Have you been to commercial meat operations? I am not talking about millions of non human lives held in captivity, raped and slaughtered..but the condition of the labour in meat processing and meat packing industry.

It’s not a cowboy who brings your steak to the table, but probably some undocumented immigrant paid slave wages and living in a shed.

https://amp.theguardian.com/world/2014/dec/21/life-inside-am...

https://www.newyorker.com/magazine/2017/05/08/exploitation-a...

https://www.jsonline.com/in-depth/news/special-reports/dairy...

https://www.onegreenplanet.org/environment/smithfields-hog-f...

https://stonepierpress.org/goodfoodnews/wastelands-book-revi...


> comparing meat eating to slavery makes you seen even more unreasonable

I think that is an attitude that our culture will be ashamed of in the near future, just like we are ashamed of slavery now. The agricultural practices are almost identical (different mammal). The major difference is that we consume the flesh of one, and the produce of another.

The only reason for saying that the enslavement of other animals is ok, while the enslavement of humans is not, is if we can come up with a reason that makes us special and those other animals not. There is only shaky ground for any of those possible reasons, and believing them puts blinders on what we can know. I.e., we will not recognize things that do not fit our conceptions, which has big implications for our biological science, psychology and philosophy.

The fact is that meat eating, like slavery, is not reasonable. It is just something we grew up doing (individually and as a species). Any argument advocating it is as superficial and misleading as antebellum racial theorists.

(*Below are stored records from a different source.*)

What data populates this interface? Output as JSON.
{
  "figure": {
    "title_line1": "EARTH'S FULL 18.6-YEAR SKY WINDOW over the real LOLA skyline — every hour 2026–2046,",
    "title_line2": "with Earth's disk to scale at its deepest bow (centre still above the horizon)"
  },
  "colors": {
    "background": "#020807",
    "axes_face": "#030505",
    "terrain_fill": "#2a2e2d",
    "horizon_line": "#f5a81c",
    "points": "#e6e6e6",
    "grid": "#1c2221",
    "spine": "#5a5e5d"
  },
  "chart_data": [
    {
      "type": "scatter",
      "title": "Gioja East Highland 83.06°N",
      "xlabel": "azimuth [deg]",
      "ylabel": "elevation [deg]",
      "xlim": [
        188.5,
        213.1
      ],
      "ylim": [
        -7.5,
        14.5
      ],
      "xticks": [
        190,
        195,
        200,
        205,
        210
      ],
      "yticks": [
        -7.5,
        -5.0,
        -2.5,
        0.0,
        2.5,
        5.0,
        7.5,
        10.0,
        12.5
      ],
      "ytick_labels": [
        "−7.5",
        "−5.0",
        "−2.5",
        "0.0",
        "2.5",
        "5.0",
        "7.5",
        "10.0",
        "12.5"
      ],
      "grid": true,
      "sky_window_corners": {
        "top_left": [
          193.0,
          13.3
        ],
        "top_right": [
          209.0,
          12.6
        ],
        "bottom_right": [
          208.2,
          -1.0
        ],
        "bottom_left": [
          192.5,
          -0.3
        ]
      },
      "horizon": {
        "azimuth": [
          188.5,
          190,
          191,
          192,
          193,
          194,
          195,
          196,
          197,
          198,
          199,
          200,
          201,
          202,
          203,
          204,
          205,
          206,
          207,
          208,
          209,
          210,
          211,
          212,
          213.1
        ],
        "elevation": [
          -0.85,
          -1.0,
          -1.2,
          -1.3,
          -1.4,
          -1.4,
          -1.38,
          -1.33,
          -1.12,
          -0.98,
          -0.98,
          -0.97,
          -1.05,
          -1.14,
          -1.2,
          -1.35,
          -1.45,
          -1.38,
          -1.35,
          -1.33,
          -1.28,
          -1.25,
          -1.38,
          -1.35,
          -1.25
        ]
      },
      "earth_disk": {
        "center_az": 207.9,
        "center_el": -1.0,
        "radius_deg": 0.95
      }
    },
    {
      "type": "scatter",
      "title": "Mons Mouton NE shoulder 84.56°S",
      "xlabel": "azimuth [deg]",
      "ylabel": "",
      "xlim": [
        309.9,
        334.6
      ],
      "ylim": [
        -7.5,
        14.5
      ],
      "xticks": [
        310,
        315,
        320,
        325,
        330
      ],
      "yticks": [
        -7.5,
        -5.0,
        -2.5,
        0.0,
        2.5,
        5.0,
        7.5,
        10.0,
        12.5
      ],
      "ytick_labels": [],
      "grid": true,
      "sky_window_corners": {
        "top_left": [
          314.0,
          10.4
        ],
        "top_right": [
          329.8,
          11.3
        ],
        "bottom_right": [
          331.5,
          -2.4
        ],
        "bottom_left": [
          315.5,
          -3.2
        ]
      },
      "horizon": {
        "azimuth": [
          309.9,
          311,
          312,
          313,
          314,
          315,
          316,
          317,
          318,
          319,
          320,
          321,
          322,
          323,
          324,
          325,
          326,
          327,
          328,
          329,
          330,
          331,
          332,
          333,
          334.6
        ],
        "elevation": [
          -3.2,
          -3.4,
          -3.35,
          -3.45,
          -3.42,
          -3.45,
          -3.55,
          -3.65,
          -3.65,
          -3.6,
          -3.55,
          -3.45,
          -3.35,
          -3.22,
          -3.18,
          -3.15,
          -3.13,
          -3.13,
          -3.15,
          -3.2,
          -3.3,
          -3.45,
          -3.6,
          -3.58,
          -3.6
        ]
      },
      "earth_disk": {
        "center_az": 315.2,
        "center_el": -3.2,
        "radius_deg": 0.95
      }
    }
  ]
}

That is an uncomfortable truth.


Nonsense. Try telling the lion it is being cruel to the Antelope, or the wolf it is being cruel to the deer. All life (minus plants and Cyanobacteria) get their energy from eating other living things. That’s just the way it works.


Rape is also ubiquitous in the animal kingdom (and human history), yet we don't find that to be a convincing moral justification for raping women.


Sometimes we compare dissimilar things and in the process discover new truths. We don't compare them to see which is worse, we don't compare to rank them, but to discern similarities and differences and, in doing so, gain a better understanding of both our subjects; even, why not, of ourselves.


It's only unreasonable to compare factory farming to human slavery if one believes that the rights of animals compared to humans is similar or worse than slaveholders believed the rights of their slaves to be compared to thme.

For the record I eat meat, but I'm under no illusions regarding the cruelty of the process. I support all laws that would increase farm animal welfare, even if it means my steak gets more expensive, it's simple enough to make good veggie dishes once in a while.


If — and I recognise that it is an "if" given the current lack of any sufficient testable definition of subjective consciousness awareness of self — if farm animals are self-aware, then slavery would be several steps up from their current existence.

We only stopped feeding cows to other cows because of a fear humans might get prion diseases.

Coming at it from the other direction, "what if humans were food?" is a horror trope, be it vampires, zombies, werewolves, or psychopath cannibals.